The researchers examined the thickness of the retina, including the inner nuclear layer (which had not been studied previously in this setting) and the retinal ganglion cell layer. They found a significant loss of thickness in both layers. The inner nuclear layer had a 37% loss of neurons, and the retinal ganglion cell layer had a 49% loss of neurons, compared with healthy, age-matched control mice.
In humans, the structure and thickness of the retina can be readily measured using optical coherence tomography. This new tool is finding an increasing number of applications in research and clinical care, said Dr. Turner.
“This study suggests another path forward in understanding the disease process and could lead to new ways to diagnose or predict Alzheimer’s that could be as simple as looking into the eyes,” said Dr. Turner. “Parallel disease mechanisms suggest that new treatments developed for Alzheimer’s disease may also be useful for glaucoma.”
Research Suggests Warning Signs and Potential Treatments for MS
Recent research is increasing clinicians’ understanding of multiple sclerosis (MS) and may lead to new treatments and management strategies, said investigators. One study has shed light on the way in which antibodies in the bloodstream break through the blood–brain barrier to attack the optic nerves, spinal cord, and brain, causing the symptoms of neuromyelitis optica. Understanding how the antibodies bypass the blood–brain barrier could provide new approaches to treating the disease.
A protein involved in blood clotting might serve as an early biomarker for MS before symptoms occur, said Katerina Akassoglou, PhD, Professor in Residence of Neurology at the University of California, San Francisco School of Medicine. Early detection of the disease could lead to more effective early treatments.

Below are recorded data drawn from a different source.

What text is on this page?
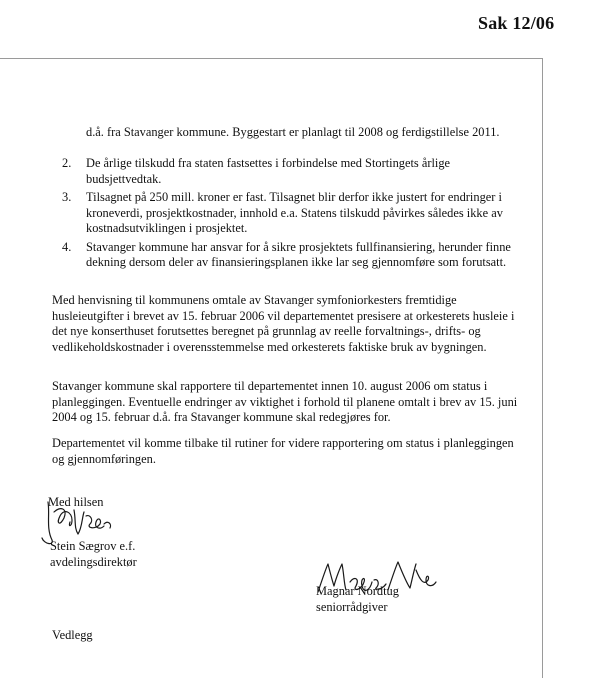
Sak 12/06
d.å. fra Stavanger kommune. Byggestart er planlagt til 2008 og ferdigstillelse 2011.
2.	De årlige tilskudd fra staten fastsettes i forbindelse med Stortingets årlige budsjettvedtak.
3.	Tilsagnet på 250 mill. kroner er fast. Tilsagnet blir derfor ikke justert for endringer i kroneverdi, prosjektkostnader, innhold e.a. Statens tilskudd påvirkes således ikke av kostnadsutviklingen i prosjektet.
4.	Stavanger kommune har ansvar for å sikre prosjektets fullfinansiering, herunder finne dekning dersom deler av finansieringsplanen ikke lar seg gjennomføre som forutsatt.

Med henvisning til kommunens omtale av Stavanger symfoniorkesters fremtidige husleieutgifter i brevet av 15. februar 2006 vil departementet presisere at orkesterets husleie i det nye konserthuset forutsettes beregnet på grunnlag av reelle forvaltnings-, drifts- og vedlikeholdskostnader i overensstemmelse med orkesterets faktiske bruk av bygningen.

Stavanger kommune skal rapportere til departementet innen 10. august 2006 om status i planleggingen. Eventuelle endringer av viktighet i forhold til planene omtalt i brev av 15. juni 2004 og 15. februar d.å. fra Stavanger kommune skal redegjøres for.

Departementet vil komme tilbake til rutiner for videre rapportering om status i planleggingen og gjennomføringen.

Med hilsen
Stein Sægrov e.f.
avdelingsdirektør
Magnar Nordtug
seniorrådgiver
Vedlegg
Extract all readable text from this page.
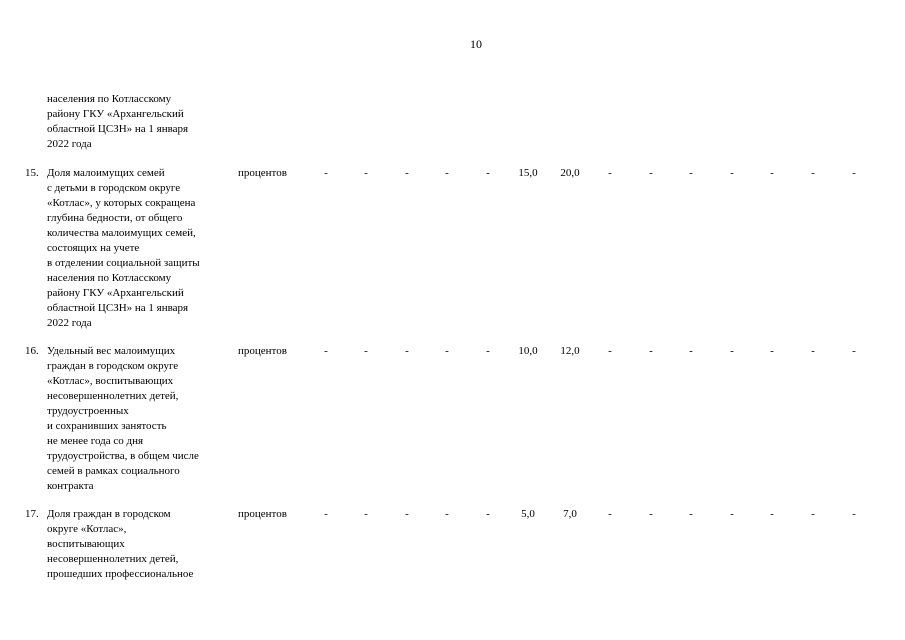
10
населения по Котласскому
району ГКУ «Архангельский
областной ЦСЗН» на 1 января
2022 года
15. Доля малоимущих семей
с детьми в городском округе
«Котлас», у которых сокращена
глубина бедности, от общего
количества малоимущих семей,
состоящих на учете
в отделении социальной защиты
населения по Котласскому
району ГКУ «Архангельский
областной ЦСЗН» на 1 января
2022 года
процентов	-	-	-	-	-	15,0	20,0	-	-	-	-	-	-	-
16. Удельный вес малоимущих
граждан в городском округе
«Котлас», воспитывающих
несовершеннолетних детей,
трудоустроенных
и сохранивших занятость
не менее года со дня
трудоустройства, в общем числе
семей в рамках социального
контракта
процентов	-	-	-	-	-	10,0	12,0	-	-	-	-	-	-	-
17. Доля граждан в городском
округе «Котлас»,
воспитывающих
несовершеннолетних детей,
прошедших профессиональное
процентов	-	-	-	-	-	5,0	7,0	-	-	-	-	-	-	-
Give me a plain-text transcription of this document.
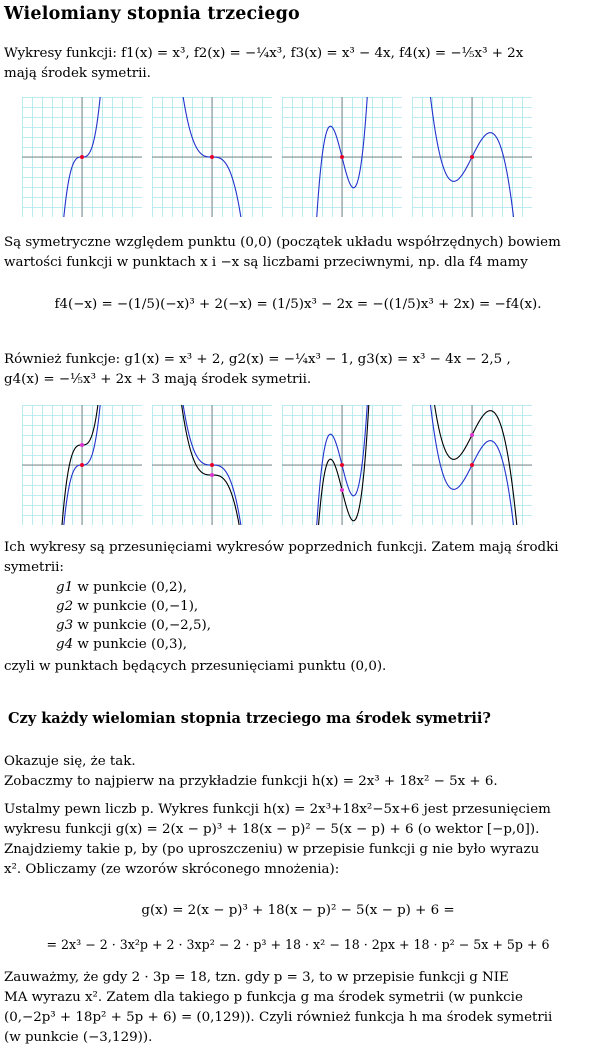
Wielomiany stopnia trzeciego
Wykresy funkcji: f1(x) = x³, f2(x) = −¼x³, f3(x) = x³ − 4x, f4(x) = −⅕x³ + 2x
mają środek symetrii.
Są symetryczne względem punktu (0,0) (początek układu współrzędnych) bowiem
wartości funkcji w punktach x i −x są liczbami przeciwnymi, np. dla f4 mamy
f4(−x) = −(1/5)(−x)³ + 2(−x) = (1/5)x³ − 2x = −((1/5)x³ + 2x) = −f4(x).
Również funkcje: g1(x) = x³ + 2, g2(x) = −¼x³ − 1, g3(x) = x³ − 4x − 2,5 ,
g4(x) = −⅕x³ + 2x + 3 mają środek symetrii.
Ich wykresy są przesunięciami wykresów poprzednich funkcji. Zatem mają środki
symetrii:
g1 w punkcie (0,2),
g2 w punkcie (0,−1),
g3 w punkcie (0,−2,5),
g4 w punkcie (0,3),
czyli w punktach będących przesunięciami punktu (0,0).
Czy każdy wielomian stopnia trzeciego ma środek symetrii?
Okazuje się, że tak.
Zobaczmy to najpierw na przykładzie funkcji h(x) = 2x³ + 18x² − 5x + 6.
Ustalmy pewn liczb p. Wykres funkcji h(x) = 2x³+18x²−5x+6 jest przesunięciem
wykresu funkcji g(x) = 2(x − p)³ + 18(x − p)² − 5(x − p) + 6 (o wektor [−p,0]).
Znajdziemy takie p, by (po uproszczeniu) w przepisie funkcji g nie było wyrazu
x². Obliczamy (ze wzorów skróconego mnożenia):
g(x) = 2(x − p)³ + 18(x − p)² − 5(x − p) + 6 =
= 2x³ − 2 · 3x²p + 2 · 3xp² − 2 · p³ + 18 · x² − 18 · 2px + 18 · p² − 5x + 5p + 6
Zauważmy, że gdy 2 · 3p = 18, tzn. gdy p = 3, to w przepisie funkcji g NIE
MA wyrazu x². Zatem dla takiego p funkcja g ma środek symetrii (w punkcie
(0,−2p³ + 18p² + 5p + 6) = (0,129)). Czyli również funkcja h ma środek symetrii
(w punkcie (−3,129)).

In another study, low levels of a cholesterol protein correlated with the severity of MS. The finding suggests that the protein, which protects against inflammation, may protect against developing MS and may help regenerate damaged neurons, said Lidia Gardner, PhD, Assistant Professor of Neurology at the University of Tennessee in Memphis. Cholesterol drugs thus may be potential treatments for MS.
Researchers found that a type of immune system cell directly targets and damages nerve cell axons, just as MS does. This cell may be a target for new disease-modifying therapies. In addition, researchers have found that when exosomes—tiny, naturally occurring nanovesicles—are produced by dendritic cells and applied to the brain, they can deliver a mixture of proteins and RNAs that promote the regeneration of protective myelin sheaths and guard against MS symptoms.